The release of The Man Who Sold the World (1970) saw Bowie undergo another series of reinventions, the most striking of which were musical. Shedding the low-key folk styles that had dominated Space Oddity, Bowie returned a year later with a blast of proto-metal more aligned to the sounds of Black Sabbath, Deep Purple, and the Velvet Underground than to those of Dylan and Donovan.

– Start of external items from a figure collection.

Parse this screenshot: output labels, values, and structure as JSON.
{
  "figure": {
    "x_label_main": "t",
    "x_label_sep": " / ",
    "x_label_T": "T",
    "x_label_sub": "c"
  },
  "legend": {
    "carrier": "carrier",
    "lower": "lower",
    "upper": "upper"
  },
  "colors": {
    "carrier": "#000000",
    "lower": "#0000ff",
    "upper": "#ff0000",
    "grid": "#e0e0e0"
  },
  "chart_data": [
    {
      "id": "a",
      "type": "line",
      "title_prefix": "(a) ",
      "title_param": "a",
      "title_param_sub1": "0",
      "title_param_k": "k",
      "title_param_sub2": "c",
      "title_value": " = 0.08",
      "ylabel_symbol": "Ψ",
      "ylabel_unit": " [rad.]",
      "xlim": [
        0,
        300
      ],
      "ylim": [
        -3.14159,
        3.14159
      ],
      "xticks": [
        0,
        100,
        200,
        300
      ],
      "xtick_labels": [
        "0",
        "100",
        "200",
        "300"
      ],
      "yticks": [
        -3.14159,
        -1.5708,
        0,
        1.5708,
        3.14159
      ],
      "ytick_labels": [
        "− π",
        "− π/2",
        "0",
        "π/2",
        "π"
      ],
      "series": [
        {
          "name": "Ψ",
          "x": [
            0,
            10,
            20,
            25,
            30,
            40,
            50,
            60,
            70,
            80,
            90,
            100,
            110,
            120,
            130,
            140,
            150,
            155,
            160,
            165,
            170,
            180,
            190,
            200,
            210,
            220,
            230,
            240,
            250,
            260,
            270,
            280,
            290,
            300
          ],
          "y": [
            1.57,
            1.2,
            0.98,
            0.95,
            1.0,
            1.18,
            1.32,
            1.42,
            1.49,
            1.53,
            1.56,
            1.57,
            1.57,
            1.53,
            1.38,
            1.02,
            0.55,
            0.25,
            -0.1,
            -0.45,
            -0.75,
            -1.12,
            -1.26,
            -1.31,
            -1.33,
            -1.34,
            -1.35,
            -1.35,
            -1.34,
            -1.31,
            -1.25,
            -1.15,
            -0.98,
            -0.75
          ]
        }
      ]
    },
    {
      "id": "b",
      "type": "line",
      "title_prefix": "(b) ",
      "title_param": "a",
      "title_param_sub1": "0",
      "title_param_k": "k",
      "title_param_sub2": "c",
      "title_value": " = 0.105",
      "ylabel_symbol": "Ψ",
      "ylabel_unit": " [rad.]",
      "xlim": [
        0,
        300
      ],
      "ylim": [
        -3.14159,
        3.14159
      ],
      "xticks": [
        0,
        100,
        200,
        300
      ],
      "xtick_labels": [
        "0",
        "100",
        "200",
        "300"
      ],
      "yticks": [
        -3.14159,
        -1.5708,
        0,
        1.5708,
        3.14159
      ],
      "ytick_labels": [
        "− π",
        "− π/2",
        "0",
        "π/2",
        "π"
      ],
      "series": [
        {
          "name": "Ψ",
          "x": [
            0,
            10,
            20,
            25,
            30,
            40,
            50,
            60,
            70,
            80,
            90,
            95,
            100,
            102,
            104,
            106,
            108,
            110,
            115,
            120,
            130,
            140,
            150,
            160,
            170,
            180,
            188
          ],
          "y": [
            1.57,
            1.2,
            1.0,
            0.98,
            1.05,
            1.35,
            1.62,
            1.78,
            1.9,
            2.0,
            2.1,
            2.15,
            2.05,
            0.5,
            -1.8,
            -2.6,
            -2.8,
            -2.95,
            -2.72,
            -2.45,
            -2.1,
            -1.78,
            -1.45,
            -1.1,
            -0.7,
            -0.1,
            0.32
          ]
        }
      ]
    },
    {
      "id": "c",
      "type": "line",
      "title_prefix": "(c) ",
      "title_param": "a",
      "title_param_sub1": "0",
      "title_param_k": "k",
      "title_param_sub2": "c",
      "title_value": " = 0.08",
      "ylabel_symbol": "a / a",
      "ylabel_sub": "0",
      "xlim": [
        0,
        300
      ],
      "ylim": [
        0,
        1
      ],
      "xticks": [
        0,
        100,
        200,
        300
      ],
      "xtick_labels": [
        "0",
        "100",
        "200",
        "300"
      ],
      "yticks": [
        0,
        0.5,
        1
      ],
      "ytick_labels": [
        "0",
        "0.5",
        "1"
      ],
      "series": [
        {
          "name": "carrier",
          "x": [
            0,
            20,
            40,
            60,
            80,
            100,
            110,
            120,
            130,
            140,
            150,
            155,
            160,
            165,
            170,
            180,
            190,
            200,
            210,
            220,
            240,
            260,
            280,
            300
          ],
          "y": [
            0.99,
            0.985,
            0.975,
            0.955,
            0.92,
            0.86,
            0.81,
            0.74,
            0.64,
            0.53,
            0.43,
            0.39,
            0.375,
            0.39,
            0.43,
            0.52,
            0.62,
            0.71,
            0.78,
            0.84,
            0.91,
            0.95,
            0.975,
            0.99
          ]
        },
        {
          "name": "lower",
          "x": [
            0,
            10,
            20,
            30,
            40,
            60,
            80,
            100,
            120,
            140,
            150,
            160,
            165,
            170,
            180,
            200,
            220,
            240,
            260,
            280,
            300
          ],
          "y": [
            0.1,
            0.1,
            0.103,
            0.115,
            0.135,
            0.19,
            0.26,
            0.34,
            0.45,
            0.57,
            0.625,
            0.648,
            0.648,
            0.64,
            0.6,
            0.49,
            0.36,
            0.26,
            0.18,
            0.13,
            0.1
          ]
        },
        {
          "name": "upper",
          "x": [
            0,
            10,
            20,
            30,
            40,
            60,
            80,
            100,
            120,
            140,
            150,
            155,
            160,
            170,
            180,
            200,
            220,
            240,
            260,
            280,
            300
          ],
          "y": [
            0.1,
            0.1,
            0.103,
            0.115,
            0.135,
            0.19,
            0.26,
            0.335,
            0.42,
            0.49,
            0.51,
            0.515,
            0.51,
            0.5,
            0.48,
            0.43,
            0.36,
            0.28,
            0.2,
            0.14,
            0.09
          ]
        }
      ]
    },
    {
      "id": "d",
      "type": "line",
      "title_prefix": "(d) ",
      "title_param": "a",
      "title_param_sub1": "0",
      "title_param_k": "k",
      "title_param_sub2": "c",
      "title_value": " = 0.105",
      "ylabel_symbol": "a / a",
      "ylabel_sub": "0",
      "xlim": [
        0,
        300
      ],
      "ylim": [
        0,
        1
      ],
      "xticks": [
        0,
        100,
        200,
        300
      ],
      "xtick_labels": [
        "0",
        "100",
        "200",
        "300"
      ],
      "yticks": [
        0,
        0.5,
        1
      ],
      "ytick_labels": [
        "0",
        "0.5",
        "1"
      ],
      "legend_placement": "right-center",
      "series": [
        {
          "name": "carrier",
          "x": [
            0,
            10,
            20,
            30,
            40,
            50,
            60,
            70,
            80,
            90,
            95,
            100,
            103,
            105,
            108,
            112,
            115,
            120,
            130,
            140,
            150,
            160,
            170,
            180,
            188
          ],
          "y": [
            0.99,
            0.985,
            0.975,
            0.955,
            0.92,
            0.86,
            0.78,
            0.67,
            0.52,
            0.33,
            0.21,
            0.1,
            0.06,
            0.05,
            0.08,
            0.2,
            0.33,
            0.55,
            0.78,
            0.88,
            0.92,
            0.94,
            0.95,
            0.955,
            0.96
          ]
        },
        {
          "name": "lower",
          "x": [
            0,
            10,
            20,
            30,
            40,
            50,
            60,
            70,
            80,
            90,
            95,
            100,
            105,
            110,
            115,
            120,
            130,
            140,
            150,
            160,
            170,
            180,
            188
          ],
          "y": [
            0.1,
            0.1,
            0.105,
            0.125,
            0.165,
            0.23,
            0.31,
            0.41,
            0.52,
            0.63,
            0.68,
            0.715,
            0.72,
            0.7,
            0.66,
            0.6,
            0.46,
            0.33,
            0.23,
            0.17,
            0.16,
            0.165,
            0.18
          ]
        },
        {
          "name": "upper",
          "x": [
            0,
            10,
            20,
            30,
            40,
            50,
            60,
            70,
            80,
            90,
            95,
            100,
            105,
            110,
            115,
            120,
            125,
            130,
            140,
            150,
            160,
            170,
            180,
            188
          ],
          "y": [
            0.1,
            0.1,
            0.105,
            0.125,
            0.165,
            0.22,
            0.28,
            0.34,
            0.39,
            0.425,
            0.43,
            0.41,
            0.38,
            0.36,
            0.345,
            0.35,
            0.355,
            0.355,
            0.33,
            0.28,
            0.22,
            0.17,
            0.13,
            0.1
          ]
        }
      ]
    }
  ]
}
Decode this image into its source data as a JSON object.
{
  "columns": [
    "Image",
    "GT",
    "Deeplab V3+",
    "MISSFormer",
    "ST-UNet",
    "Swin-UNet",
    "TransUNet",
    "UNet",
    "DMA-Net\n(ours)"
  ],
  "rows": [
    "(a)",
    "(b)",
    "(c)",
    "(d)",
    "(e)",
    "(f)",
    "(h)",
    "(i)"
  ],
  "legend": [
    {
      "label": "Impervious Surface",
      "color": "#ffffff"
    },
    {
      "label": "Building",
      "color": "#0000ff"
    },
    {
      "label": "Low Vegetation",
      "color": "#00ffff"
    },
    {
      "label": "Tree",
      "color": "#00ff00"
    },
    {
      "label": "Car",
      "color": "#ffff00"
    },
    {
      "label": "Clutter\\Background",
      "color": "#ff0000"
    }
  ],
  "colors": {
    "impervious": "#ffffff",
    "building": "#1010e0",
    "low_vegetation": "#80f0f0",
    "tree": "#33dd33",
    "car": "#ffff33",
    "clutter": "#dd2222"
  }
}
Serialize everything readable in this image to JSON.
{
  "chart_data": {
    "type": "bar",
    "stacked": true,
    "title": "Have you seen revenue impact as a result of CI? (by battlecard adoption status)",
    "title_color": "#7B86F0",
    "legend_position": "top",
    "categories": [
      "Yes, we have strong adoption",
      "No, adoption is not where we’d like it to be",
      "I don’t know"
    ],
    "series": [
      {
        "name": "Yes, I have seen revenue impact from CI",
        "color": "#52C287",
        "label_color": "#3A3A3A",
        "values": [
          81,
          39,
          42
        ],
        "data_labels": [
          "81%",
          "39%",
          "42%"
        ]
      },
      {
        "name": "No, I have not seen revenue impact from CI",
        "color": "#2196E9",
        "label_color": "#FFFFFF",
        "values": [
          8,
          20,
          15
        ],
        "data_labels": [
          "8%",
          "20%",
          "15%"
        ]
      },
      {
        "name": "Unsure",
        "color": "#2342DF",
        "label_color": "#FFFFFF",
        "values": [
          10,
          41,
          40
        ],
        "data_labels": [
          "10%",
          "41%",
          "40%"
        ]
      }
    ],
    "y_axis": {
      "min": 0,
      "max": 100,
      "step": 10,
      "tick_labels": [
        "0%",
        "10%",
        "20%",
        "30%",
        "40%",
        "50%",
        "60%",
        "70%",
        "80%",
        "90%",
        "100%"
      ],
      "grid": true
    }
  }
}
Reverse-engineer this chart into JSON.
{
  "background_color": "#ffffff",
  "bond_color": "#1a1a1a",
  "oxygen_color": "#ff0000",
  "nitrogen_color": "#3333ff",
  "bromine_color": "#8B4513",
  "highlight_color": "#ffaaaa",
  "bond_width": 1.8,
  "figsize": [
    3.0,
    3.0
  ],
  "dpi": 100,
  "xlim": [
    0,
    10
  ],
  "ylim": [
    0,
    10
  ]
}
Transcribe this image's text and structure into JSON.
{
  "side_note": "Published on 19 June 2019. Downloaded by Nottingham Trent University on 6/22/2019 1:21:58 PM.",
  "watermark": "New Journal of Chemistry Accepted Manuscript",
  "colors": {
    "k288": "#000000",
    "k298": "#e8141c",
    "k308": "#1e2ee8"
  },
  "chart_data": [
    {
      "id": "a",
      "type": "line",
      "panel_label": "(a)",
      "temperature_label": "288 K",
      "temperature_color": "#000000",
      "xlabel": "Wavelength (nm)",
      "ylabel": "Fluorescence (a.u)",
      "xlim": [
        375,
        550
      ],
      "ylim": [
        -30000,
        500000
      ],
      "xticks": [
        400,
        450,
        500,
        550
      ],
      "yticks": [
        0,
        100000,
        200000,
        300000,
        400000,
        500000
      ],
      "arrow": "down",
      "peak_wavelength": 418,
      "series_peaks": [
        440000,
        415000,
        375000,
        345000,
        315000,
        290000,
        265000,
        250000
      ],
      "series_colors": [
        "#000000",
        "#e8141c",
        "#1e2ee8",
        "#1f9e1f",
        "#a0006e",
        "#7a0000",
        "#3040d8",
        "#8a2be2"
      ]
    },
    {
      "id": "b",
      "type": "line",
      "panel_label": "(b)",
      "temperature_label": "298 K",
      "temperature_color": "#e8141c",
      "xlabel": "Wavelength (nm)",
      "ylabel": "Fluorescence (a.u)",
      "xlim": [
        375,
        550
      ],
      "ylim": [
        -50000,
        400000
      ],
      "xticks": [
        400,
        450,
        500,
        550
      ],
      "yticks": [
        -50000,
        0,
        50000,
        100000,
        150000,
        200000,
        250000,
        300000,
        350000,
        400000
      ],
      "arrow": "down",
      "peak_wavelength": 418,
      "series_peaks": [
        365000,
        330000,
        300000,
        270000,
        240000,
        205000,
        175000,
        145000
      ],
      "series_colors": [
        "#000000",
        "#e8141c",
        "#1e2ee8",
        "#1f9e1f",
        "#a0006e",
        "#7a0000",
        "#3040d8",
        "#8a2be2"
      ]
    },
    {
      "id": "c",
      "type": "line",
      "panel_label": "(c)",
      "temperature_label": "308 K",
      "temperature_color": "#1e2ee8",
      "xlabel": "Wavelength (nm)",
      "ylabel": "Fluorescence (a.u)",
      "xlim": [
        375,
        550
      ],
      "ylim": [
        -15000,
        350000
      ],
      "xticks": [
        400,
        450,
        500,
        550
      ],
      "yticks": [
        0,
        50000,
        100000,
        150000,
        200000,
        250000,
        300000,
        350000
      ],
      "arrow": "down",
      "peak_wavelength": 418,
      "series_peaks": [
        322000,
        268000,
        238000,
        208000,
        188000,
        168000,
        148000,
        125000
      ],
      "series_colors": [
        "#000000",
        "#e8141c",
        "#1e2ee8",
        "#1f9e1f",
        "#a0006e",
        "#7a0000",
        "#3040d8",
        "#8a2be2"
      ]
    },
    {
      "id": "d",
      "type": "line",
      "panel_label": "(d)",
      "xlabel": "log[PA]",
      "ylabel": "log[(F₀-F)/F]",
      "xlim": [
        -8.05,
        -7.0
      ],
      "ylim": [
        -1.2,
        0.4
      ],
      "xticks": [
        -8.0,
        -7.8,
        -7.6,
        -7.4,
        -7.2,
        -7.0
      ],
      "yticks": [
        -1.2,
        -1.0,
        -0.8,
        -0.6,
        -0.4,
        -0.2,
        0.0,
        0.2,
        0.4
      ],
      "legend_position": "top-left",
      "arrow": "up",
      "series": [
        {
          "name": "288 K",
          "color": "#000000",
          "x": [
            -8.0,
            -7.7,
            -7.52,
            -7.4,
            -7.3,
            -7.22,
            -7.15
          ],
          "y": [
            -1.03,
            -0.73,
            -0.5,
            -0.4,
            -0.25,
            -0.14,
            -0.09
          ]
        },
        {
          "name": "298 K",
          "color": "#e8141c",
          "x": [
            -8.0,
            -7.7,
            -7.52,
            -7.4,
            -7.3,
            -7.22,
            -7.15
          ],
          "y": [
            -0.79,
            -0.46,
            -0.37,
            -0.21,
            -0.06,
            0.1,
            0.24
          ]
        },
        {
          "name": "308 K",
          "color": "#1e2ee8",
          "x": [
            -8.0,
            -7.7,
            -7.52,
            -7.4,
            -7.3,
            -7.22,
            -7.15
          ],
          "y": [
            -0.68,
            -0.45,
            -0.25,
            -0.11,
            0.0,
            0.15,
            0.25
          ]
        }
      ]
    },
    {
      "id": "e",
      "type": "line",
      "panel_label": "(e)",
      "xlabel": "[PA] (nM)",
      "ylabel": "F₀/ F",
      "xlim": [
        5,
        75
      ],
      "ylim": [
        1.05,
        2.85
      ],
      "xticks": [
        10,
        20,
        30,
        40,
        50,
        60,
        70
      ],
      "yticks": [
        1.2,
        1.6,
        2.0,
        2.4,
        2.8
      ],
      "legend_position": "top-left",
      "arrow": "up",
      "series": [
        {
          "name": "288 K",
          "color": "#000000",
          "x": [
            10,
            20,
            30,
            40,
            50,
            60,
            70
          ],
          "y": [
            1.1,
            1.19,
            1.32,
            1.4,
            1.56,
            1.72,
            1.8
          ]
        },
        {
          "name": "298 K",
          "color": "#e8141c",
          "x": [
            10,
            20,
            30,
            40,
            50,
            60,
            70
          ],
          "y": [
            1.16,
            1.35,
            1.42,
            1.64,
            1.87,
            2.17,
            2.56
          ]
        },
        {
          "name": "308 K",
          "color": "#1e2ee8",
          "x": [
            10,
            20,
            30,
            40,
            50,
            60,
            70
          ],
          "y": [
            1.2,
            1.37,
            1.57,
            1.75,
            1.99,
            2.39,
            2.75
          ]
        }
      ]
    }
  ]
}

Equally shocking was Bowie’s new sense of humor, which, while still developing the camp affectations and satirical intents of his previous work, bore a heightened acidic tone and acerbic nature. References to “drag” and sex in “The Width of a Circle” indicated movement towards more provocative lyrical territory, while the innuendo of “She Took Me Cold” was as brutally raunchy as the sonic assault of the song. “She sucked my dormant will / Mother, she blew my brain”, cries Bowie in one outburst, inadvertently offering prototypical ideas to the future creators of Spinal Tap.
“Running Gun Blues” is equally blunt and bludgeoning, its harsh language and dark caricature humor reminiscent of the kind of songs The Fugs had released a few years earlier. Sung via the character of a Vietnam veteran suffering (one assumes) from post-traumatic stress disorder, Bowie portrays a figure unable to adjust to civilian life. “I’ll slash them cold, I’ll kill them dead / I’ll break them gooks, I’ll crack their heads / I’ll slice them till they’re running red”, he wails, still re-living his battlefield memories. “I’ll plug a few civilians”, he adds, inferring that the killer, once created, cannot so easily be re-oriented to function in civil society. At its core, “Running Gun Blues” addresses a central theme of Bowie’s oeuvre—alienation—but never before had such a hard-hitting tone of music and humor been harnessed for its representation.
Also shocking, though in a markedly different fashion, was the album sleeve for The Man Who Sold the World. Sporting a long, flowing gown (a “man’s dress”, he called it), Bowie is shown on the cover in repose, stretched out and relaxed on a day bed, his limp-wristed hand clutching a playing card as he gazes disinterestedly into the camera. In contrast to the strutting metallic sounds within, there is clearly much incongruity humor in having such an outrageously camp image adorning the outer sleeve; but even more hilarious is Bowie’s blasé expression, as though such attire and pose were merely everyday common conduct. Contained in this image are the ingredients of what would soon constitute Bowie’s most provocative artistic period, its self-conscious camp both (re)-defining and defiant, the incendiary suggestiveness ambiguously playing with both gender and sexual identity.
Though heralded more as his comedic years than his golden ones, Bowie’s works in the late ‘60s reveal an intriguing portrait of the artist as a young man. They show him as a work in progress, playing with many of the themes and methods he would later more fully realize.Then, as later, music styles, lyrical approaches, and visual imagery are in constant flux, each filtered through an expressive humor rarely devoid of a subversive edge and intent.
Over the next few years, Bowie would consolidate the gains of his early adventurism while venturing wholeheartedly into the playing fields of parody and caricature, constructing in Ziggy Stardust a myth-busting icon that would shake the foundations of rock ideology, deconstructing society’s concepts, presumptions, and understandings of gender and sexuality in the process.